As the minimum value of the upper influential relation matrix must be zero, Eq. (8)–(11) can be simplified as Eq. (15)–(17), respectively.

$${\overline{c}}_{ij,nor}^{up}=\frac{{\overline{c}}_{ij}^{up}}{\underset{j}{max}{\overline{c}}_{ij}^{up}}$$ (12)

$${\overline{c}}_{ij,nor}^{down}=\frac{{\overline{c}}_{ij}^{down}}{\underset{j}{max}{\overline{c}}_{ij}^{up}}$$ (13)

$${\Delta }_{min}^{max}=\underset{j}{max}{\overline{c}}_{ij}^{up}$$ (14)

Finally, crisp values (s_ij) were calculated using Eq. (15):

$$s_{ij}=\frac{{\overline{c}}_{ij}^{down}-{\overline{c}}_{ij}^{down}\times {\overline{c}}_{ij,nor}^{down}+{\overline{c}}_{ij}^{up}\times {\overline{c}}_{ij,nor}^{up}}{\underset{j}{max}{\overline{c}}_{ij}^{up}-{\overline{c}}_{ij,nor}^{down}+{\overline{c}}_{ij,nor}^{up}}$$ (15)

Step 6: Degree of influence of DEMATEL. Based on the results obtained using Eq. (15), s_ij can compose a new crisp influential matrix (S), which can be expressed as Eq. (16). Then, the total relation matrix (T) can be calculated using Eq. (17). The influential degree (D_i) and influenced degree (R_i) of the i_th factor can be obtained from matrix T, as expressed in Eq. (19).

$$S={\left[\begin{array}{cccc}0\hfill & s_{12}& \dots & s_{1n}\\ s_{21}\hfill & \ddots & \dots & s_{2n}\\ ⋮\hfill & \dots & 0& ⋮\\ s_{n1}\hfill & s_{n2}& \dots & 0\end{array}\right]}_{n\times n}$$ (16)

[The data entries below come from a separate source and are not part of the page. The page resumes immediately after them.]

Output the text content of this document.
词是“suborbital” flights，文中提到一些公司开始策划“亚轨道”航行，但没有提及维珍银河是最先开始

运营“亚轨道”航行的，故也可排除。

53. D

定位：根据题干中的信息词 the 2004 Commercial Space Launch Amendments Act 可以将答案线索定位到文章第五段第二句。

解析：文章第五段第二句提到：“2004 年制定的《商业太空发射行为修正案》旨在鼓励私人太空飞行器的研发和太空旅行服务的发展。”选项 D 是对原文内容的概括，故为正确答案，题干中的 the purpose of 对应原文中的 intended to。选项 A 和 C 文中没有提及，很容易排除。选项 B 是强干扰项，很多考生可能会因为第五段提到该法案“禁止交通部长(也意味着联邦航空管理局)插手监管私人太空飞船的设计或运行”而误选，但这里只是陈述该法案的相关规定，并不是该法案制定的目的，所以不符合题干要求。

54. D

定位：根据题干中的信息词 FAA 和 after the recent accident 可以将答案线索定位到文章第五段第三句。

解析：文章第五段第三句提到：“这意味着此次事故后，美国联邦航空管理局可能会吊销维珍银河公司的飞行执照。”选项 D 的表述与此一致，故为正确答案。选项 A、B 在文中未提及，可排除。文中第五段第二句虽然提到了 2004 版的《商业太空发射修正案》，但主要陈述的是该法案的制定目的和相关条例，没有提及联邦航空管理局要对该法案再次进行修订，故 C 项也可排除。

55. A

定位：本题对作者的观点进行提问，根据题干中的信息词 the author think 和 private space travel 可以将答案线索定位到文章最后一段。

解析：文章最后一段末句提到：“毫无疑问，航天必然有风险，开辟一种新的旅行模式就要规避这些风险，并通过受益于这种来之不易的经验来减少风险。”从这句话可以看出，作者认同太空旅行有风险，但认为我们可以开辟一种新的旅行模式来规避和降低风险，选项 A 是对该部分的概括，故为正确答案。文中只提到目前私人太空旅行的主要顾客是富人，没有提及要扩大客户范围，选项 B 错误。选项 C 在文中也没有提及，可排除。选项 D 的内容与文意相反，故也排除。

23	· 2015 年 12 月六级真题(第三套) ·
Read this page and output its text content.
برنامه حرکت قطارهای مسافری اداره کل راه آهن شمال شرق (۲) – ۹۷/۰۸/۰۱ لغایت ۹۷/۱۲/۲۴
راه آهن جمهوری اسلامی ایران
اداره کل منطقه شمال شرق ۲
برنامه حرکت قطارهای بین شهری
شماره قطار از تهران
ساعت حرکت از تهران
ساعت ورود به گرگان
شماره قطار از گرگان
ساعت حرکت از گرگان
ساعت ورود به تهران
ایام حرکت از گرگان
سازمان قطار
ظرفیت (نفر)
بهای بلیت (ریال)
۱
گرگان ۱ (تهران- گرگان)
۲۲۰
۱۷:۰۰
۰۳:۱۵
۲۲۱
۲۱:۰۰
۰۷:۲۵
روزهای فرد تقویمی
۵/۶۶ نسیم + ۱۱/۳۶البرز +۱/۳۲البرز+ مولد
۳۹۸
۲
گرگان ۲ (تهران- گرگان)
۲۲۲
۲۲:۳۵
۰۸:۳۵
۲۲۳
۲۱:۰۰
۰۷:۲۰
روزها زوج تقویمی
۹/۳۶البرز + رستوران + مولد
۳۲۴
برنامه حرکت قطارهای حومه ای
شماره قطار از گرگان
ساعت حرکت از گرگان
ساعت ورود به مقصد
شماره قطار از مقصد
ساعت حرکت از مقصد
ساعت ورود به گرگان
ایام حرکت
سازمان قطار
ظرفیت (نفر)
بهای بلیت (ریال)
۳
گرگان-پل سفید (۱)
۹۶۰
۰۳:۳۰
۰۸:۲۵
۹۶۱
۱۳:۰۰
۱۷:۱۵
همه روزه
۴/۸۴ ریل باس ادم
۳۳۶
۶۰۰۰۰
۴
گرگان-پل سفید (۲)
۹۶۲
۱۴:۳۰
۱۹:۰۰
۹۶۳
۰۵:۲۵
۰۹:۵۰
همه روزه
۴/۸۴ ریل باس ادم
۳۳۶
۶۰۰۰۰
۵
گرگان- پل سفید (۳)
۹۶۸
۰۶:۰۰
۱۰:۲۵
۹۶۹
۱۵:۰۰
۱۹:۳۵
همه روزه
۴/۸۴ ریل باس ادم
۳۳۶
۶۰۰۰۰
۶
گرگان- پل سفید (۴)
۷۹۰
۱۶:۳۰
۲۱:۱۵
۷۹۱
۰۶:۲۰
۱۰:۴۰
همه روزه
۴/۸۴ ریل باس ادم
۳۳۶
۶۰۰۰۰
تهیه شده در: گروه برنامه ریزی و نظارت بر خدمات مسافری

$$T=S_{nor}{\left(E-S_{nor}\right)}^{-1}$$ (17)

Where

$$S_{nor}=\frac{1}{\underset{1\le i\le n}{max}{\sum }_j{s}_{ij}}\times S,i,j=1,\dots ,n.$$ (18)

$$D_i=\sum _{j=1}^n{T}_{ij},R_i=\sum _{i=1}^n{T}_{ij}$$ (19)

• Step 7: Weights using AHP. The comparison matrix (A) of the AHP was established by pairwise comparison of D_i. Detailed information on the AHP calculation procedure can be found in a companion article [1]. The final weight (ѡ_i) for each factor was obtained from this step.

Application of the method

The traditional AHP approach has the following limitations: (i) the judgements from experts have uncertainty [6], and (ii) choosing suitable scores from experts’ scattered judgements is difficult [7]. Additionally, both AHP and DEMATEL require a questionnaire survey from experts. However, the typical pairwise comparison questionnaires of these two methods are different [8], [9], [10], [11], which makes the procedure of questionnaire evaluation repetitive and verbose [12], [13], [14], [15], [16], [17]. Therefore, the proposed method first simplified the expert questionnaire steps of DEMATEL and AHP through a nine-score questionnaire, and then combined these two MCDM methods with Grey theory to consider all experts’ judgements and calculate the weights. Eq. (20) lists the index layer N_i comparison matrix (A_Ni) for risk assessment of flooding disasters. The details of the risk assessment frame are indicated in a companion article [1].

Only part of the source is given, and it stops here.